I stand there listening to the heartbeat. This is a baby. There is a baby inside of my wife. I felt tears come to my eyes, and I look at Jae. The nurse was helping him lie down on the bed and covering him with the thin blanket. I watched as she started Jae's I.V, and set the flow to a slow drip. She stands up, taking her gloves off and disposes of them in the trash, "I'll come back in about fifteen minutes, to check on you. You try to relax and just let the solution do its magic okay." She turned and left the room, leaving me with alone with Jae.

I walked over to him and sat in the chair beside him, "Jae, why didn't you tell her?" I asked him. Jae lowered his head and played with the blanket, and then his face tenses as another contraction hits him, and the heartbeat drops for a second. Both our heads jerk over to the machine and then we release of breath that we didnʼt realize we were holding when after a minute the contraction passes, and the heartbeat had returned to normal.

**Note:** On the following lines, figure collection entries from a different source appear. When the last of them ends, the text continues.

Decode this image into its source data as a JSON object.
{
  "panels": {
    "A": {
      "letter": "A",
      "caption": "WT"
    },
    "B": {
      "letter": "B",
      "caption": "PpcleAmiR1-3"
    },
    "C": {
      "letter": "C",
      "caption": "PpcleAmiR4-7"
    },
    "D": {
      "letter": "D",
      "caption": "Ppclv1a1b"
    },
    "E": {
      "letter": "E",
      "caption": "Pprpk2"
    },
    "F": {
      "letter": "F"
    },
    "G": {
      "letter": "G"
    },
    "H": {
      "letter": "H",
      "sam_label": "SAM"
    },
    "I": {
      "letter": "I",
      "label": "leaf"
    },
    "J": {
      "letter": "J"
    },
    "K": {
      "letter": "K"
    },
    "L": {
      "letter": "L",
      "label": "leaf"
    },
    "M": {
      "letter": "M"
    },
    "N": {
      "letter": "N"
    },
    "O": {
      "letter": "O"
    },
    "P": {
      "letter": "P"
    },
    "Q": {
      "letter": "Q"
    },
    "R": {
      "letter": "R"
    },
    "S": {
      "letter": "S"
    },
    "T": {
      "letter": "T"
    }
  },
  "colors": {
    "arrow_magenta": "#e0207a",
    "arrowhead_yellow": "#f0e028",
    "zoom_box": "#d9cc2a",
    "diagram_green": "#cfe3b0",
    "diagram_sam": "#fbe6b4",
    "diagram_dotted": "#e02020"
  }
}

Jae looks back to me and smiles gently. How can he still smile after everything I did to him." Yunho, I just couldn't see you go to jail. I still love you. Even after what you have done to me, I still find it in me to love you. I find it in me to try and forgive you. It's hard. Every night knowing that you will come home and hit me and continue to hurt me. But, I love you. Yunho, I don't want to hurt anymore. I don't want to live in fear of you. I'm afraid of your touch, because all it brings me is pain."

Jae looks up at me with shimmering eyes, and I felt my heart rip into pieces. What have I done to him! My wife! The one man that I love.

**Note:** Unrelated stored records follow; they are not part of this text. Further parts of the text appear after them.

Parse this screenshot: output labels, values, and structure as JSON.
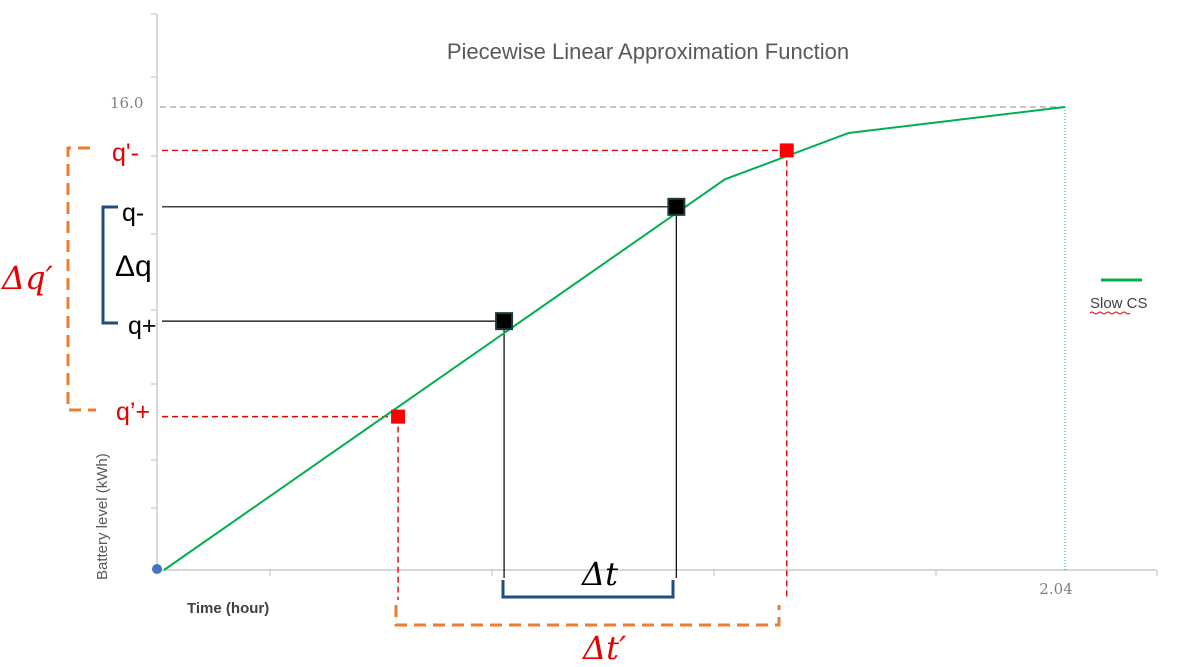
{
  "chart_data": {
    "type": "line",
    "title": "Piecewise Linear Approximation Function",
    "xlabel": "Time (hour)",
    "ylabel": "Battery level (kWh)",
    "xlim": [
      0,
      2.04
    ],
    "ylim": [
      0,
      16.0
    ],
    "tick_labels": {
      "x_max": "2.04",
      "y_max": "16.0"
    },
    "series": [
      {
        "name": "Slow CS",
        "color": "#00b050",
        "x": [
          0,
          1.27,
          1.55,
          2.04
        ],
        "y": [
          0,
          13.5,
          15.1,
          16.0
        ]
      }
    ],
    "highlight_points": [
      {
        "x": 0.77,
        "y": 8.6,
        "color": "#000000",
        "label": "q+"
      },
      {
        "x": 1.16,
        "y": 12.55,
        "color": "#000000",
        "label": "q-"
      },
      {
        "x": 0.53,
        "y": 5.3,
        "color": "#ff0000",
        "label": "q'+"
      },
      {
        "x": 1.41,
        "y": 14.5,
        "color": "#ff0000",
        "label": "q'-"
      }
    ],
    "annotations": {
      "delta_q": "Δq",
      "delta_q_prime": "Δq′",
      "delta_t": "Δt",
      "delta_t_prime": "Δt′",
      "q_minus": "q-",
      "q_plus": "q+",
      "q_prime_minus": "q'-",
      "q_prime_plus": "q’+"
    },
    "grid": false,
    "legend": "right"
  },
  "colors": {
    "series": "#00b050",
    "red": "#e60000",
    "orange": "#ed7d31",
    "teal": "#1f4e79",
    "axis": "#bfbfbf"
  }
}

I back up from the bed. My feet felt like lead weights. I turned and quickly walked out the door.  I...I...had to get my thoughts in order. I had to figure out where I went wrong.

I found myself walking out of the hospital, and to the car. Every step was taking me further away from my wife. My wife, who was fighting to save our baby. I started the car and drove off.

After a while I found myself in front of a small bar. Getting out of the car, I went inside. I needed a drink.

I sat at the bar and ordered a beer, nothing to strong; I needed to get back to the hospital soon, for my wife. I had to be there for him, but first  I needed a drink. I raised the bottle to my lips, feeling the cool liquid run down my throat. I signed, and then tensed up at a very familiar and unwanted voice.

"Well, if it isn't my loving little brother. Where is that hot ass wife of yours, Yunho? God he was good. Does he always say "no" and resist like that when you guys have sex. Man that was such a turn on." I turned on my brother, "Kwang Sun, shut the fuck up!" I reared back and punched him, Kwang Sun landing on the floor. "You raped my wife!!! You asshole. You have no idea what I've put him through because of you. I thought he was cheating on me, when in fact he was being raped by you. And now he's caring your baby!" Kwang Sun stood and laughed, "He can't be having my baby, I never released in him, you came in before I could paint his insides." I stood there as my brother laughed and walked off. He didn't get Jae pregnant. The baby's not Kwang Sun's. Then that means... the baby is really mine!

Then another thought hit me. My wife was raped! He was being raped and I didn't help him, instead, I hurt him more.

Now thinking back on it more clearly, I see Jae not just laying there, but, pushing with his hands. I didn't see this at the time, I was too angry. So I didn't see the tears on his face before he saw me. I didn't hear his quite pleas for the man above him to stop. I had just seen Jae under my brother.